En este tiempo no me pasó por la cabeza la idea perturbadora de morir, me había enamorado de Eugenia, joven, bella, blanca, inteligente, caderas anchas, busto grande, pies y manos hermosísimas, una voz sensual y una boca apetecible. Era algo temerosa, de autoestima baja, insegura. Ella vino a la empresa como pasante, y apenas nos vimos me gustó su sonrisa y su mirada, intuí que tendríamos algo; luego volvió contratada y estuvo bajo mi dirección, lo demás fue salir, hablar, compartir, enamorarnos ambos y descubrir una historia fascinante, pasamos a vivir juntos olvidando nuestra diferencia de edad y algunas otras más. Ella adquirió confianza en sí misma, se fue a otra empresa, encontró otro trabajo, no tengo dudas que el tiempo que estuvo a mi lado le sirvió para abrirse a la vida, la ayudé a superar sus debilidades, a superar la rabia por la ausencia del padre, un patán, simpático y borracho que ella odiaba. Creo que me vio más como eso, como un padre, más que un amante. Le ayudé en todo, al punto que descuidé hasta a mis hijos por estar siempre a su lado. Yo me enamoré muchísimo, e inicié la separación formal con Rebeca, los tramites iniciales, todo precedido de problemas y trabas. Pero Eugenia, en medio de mi crisis, me confesó que ya no me amaba tanto, como si el amor tuviera una escala, confesó que se sentía confundida y comenzó a pedir espacios; todo se había transformado en gratitud, agradecimiento, la relación había perdido, para ella, interés, motivación y pasión; trágico.
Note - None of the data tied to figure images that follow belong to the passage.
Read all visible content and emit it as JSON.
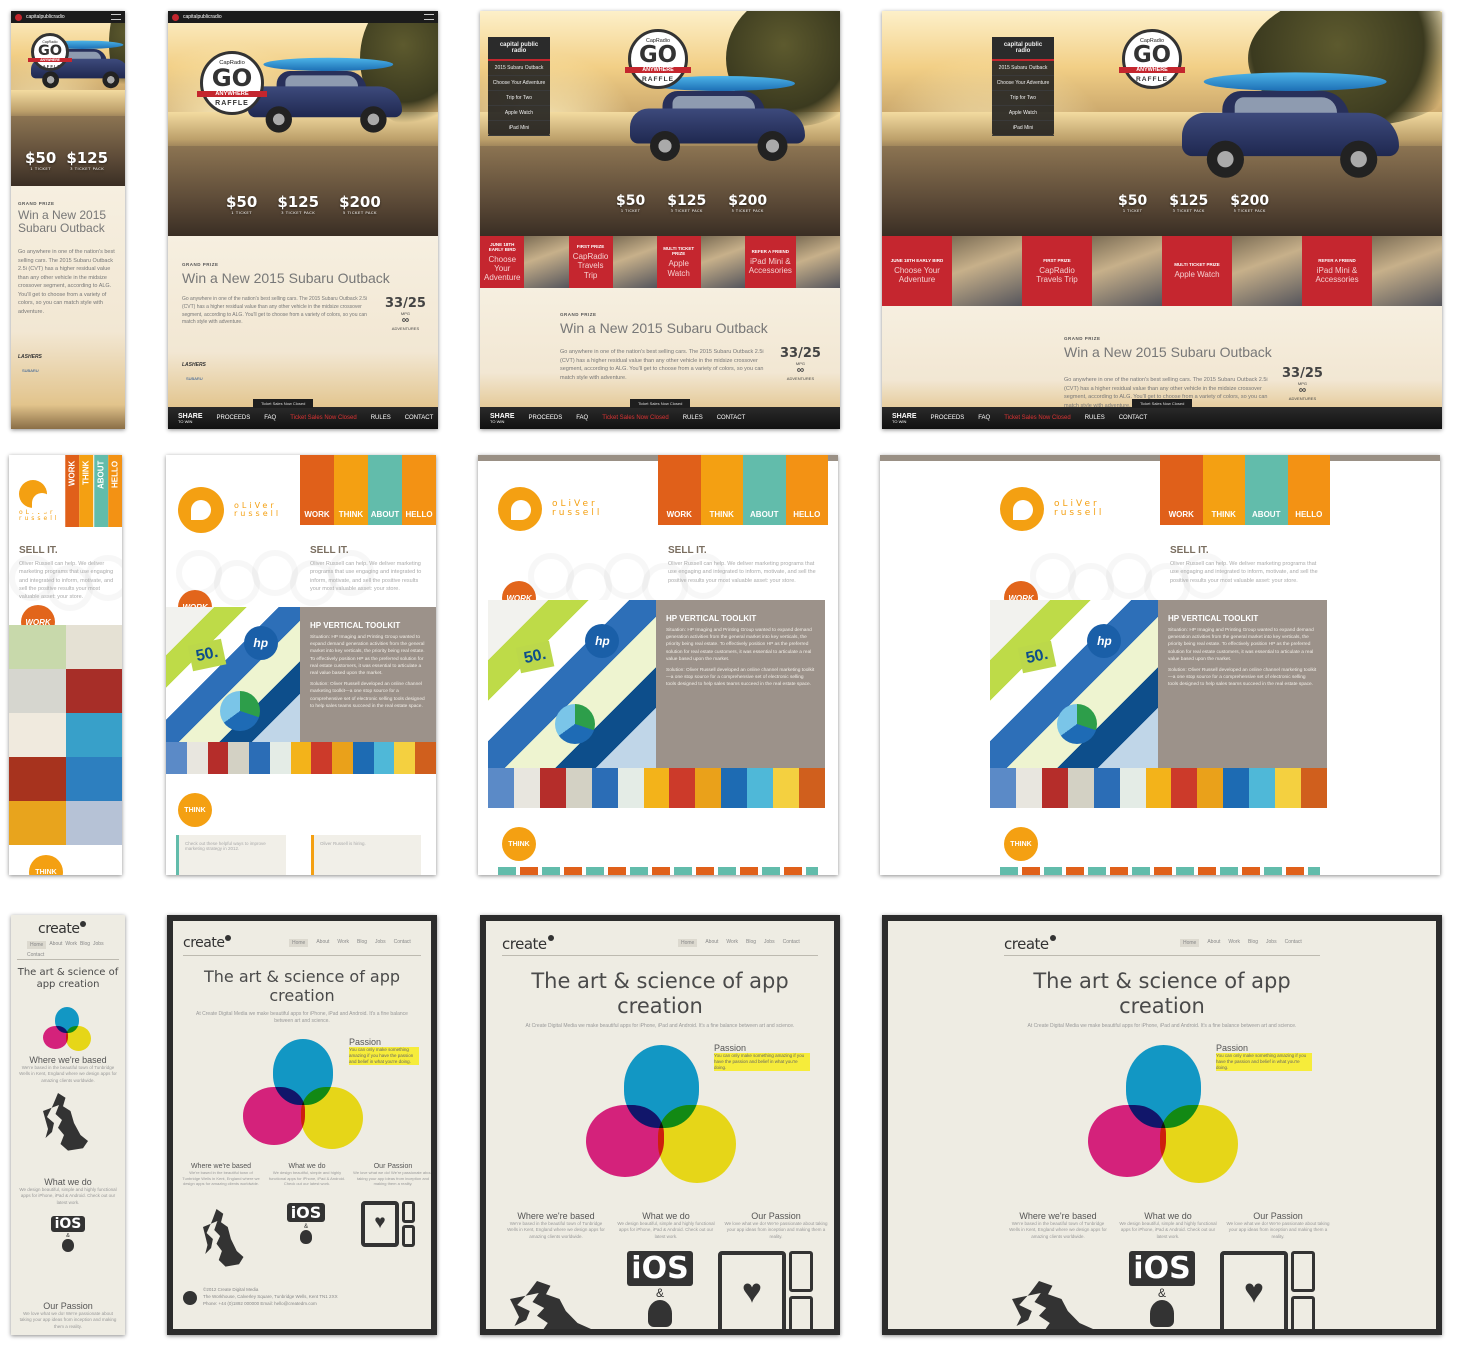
{
  "capital_radio": {
    "brand": "capitalpublicradio",
    "menu_brand": "capital public radio",
    "logo_small": "CapRadio",
    "logo_go": "GO",
    "logo_ribbon": "ANYWHERE",
    "logo_raffle": "RAFFLE",
    "prices": [
      {
        "amount": "$50",
        "label": "1 TICKET"
      },
      {
        "amount": "$125",
        "label": "3 TICKET PACK"
      },
      {
        "amount": "$200",
        "label": "5 TICKET PACK"
      }
    ],
    "grand_prize_label": "GRAND PRIZE",
    "headline": "Win a New 2015 Subaru Outback",
    "headline_short": "Win a New 2015 Subaru Outback",
    "body": "Go anywhere in one of the nation's best selling cars. The 2015 Subaru Outback 2.5i (CVT) has a higher residual value than any other vehicle in the midsize crossover segment, according to ALG. You'll get to choose from a variety of colors, so you can match style with adventure.",
    "mpg_value": "33/25",
    "mpg_label": "MPG",
    "infinity": "∞",
    "adventures_label": "ADVENTURES",
    "dealer": "LASHERS",
    "dealer_sub": "SUBARU",
    "share": "SHARE",
    "share_sub": "TO WIN",
    "nav": [
      "PROCEEDS",
      "FAQ",
      "Ticket Sales Now Closed",
      "RULES",
      "CONTACT"
    ],
    "closed_notice": "Ticket Sales Now Closed",
    "menu_items": [
      "2015 Subaru Outback",
      "Choose Your Adventure",
      "Trip for Two",
      "Apple Watch",
      "iPad Mini"
    ],
    "tiles": [
      {
        "kind": "JUNE 18TH EARLY BIRD",
        "label": "Choose Your Adventure"
      },
      {
        "kind": "FIRST PRIZE",
        "label": "CapRadio Travels Trip"
      },
      {
        "kind": "MULTI TICKET PRIZE",
        "label": "Apple Watch"
      },
      {
        "kind": "REFER A FRIEND",
        "label": "iPad Mini & Accessories"
      }
    ]
  },
  "oliver_russell": {
    "logo_line1": "oLiVer",
    "logo_line2": "russell",
    "nav": [
      "WORK",
      "THINK",
      "ABOUT",
      "HELLO"
    ],
    "nav_colors": [
      "#e0601a",
      "#f4a012",
      "#62bcab",
      "#f39214"
    ],
    "sell_title": "SELL IT.",
    "sell_body": "Oliver Russell can help. We deliver marketing programs that use engaging and integrated to inform, motivate, and sell the positive results your most valuable asset: your store.",
    "work_badge": "WORK",
    "think_badge": "THINK",
    "feature_title": "HP VERTICAL TOOLKIT",
    "feature_situation": "Situation: HP Imaging and Printing Group wanted to expand demand generation activities from the general market into key verticals, the priority being real estate. To effectively position HP as the preferred solution for real estate customers, it was essential to articulate a real value based upon the market.",
    "feature_solution": "Solution: Oliver Russell developed an online channel marketing toolkit—a one stop source for a comprehensive set of electronic selling tools designed to help sales teams succeed in the real estate space.",
    "fifty": "50.",
    "think_card1": "Check out these helpful ways to improve marketing strategy in 2012.",
    "think_card2": "Oliver Russell is hiring."
  },
  "create": {
    "logo": "create",
    "nav": [
      "Home",
      "About",
      "Work",
      "Blog",
      "Jobs",
      "Contact"
    ],
    "headline": "The art & science of app creation",
    "sub": "At Create Digital Media we make beautiful apps for iPhone, iPad and Android. It's a fine balance between art and science.",
    "passion_title": "Passion",
    "passion_hl": "You can only make something amazing if you have the passion and belief in what you're doing.",
    "col1_title": "Where we're based",
    "col1_body": "We're based in the beautiful town of Tunbridge Wells in Kent, England where we design apps for amazing clients worldwide.",
    "col2_title": "What we do",
    "col2_body": "We design beautiful, simple and highly functional apps for iPhone, iPad & Android. Check out our latest work.",
    "col3_title": "Our Passion",
    "col3_body": "We love what we do! We're passionate about taking your app ideas from inception and making them a reality.",
    "ios": "iOS",
    "amp": "&",
    "footer1": "©2012 Create Digital Media",
    "footer2": "The Workhouse, Calverley Square, Tunbridge Wells, Kent TN1 2XX",
    "footer3": "Phone: +44 (0)1892 000000 Email: hello@createdm.com"
  },
  "colors": {
    "capradio_red": "#c4262e",
    "or_orange": "#f4a012",
    "or_taupe": "#9c928a",
    "create_bg": "#eeece3",
    "cyan": "#13a3dc",
    "magenta": "#e4248a",
    "yellow": "#f7e81a"
  }
}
Una noche, al volver a casa encontré una nota sobre la mesa del comedor, su despedida, escueta, sin muchas explicaciones, ya no tenía que darlas; me había abandonado, se había llevado todo, y más aún, se había ido del país, argumentaba que solo colocando entre nosotros un inmenso mar y otro huso horario lograría olvidarse de mí, librarse de mí, enfrentar su propia vida y experiencias con renovadas ganas. Ya nunca más supe de ella, no pude llamarla, cambió números, correo electrónico, etc., simplemente se esfumó. De la unión había quedado, además de mi amargura, rabia y odio, un perrito que no tardé en regalar a los hijos de un familiar; lo hice sin ningún sentimiento de culpa o tristeza.

Comencé a faltar al trabajo, tuve que pedir vacaciones, me encerré en casa, a beber, y beber mucho, desatendí responsabilidades y, cuando menos lo percibí, ya estaba metido en una profunda depresión. Tomaba Dalpas para la ansiedad, Tafil para la otra ansiedad y el insomnio, a dosis extraordinariamente superiores a las recomendadas. Perdí capacidades y facultades, ya no manejé, constantemente chocaba y sabía que ponía en peligro a otros. Lloraba, y la idea del suicidio, de la muerte, regresó a mi vida, no vi mejor opción y oportunidad que planificarlo ahora, mi póliza de vida estaba vigente, con algunas cláusulas sobre causas de muerte; mis problemas hacían de mi vida una desgracia. La abogada de Rebeca llamó por esos días, y la mandé al carajo, literalmente le dije que hicieran lo que les diera la gana, y lo hicieron, logaron una caución, una orden de alejamiento de mis hijos y consiguieron una orden para bloquear algunas de mis cuentas bancarias bajo el pretexto de que no cumplía obligaciones. Las ganas de hacerlo estaban sobre la mesa, la mesa estaba servida para morir, el asunto era cómo.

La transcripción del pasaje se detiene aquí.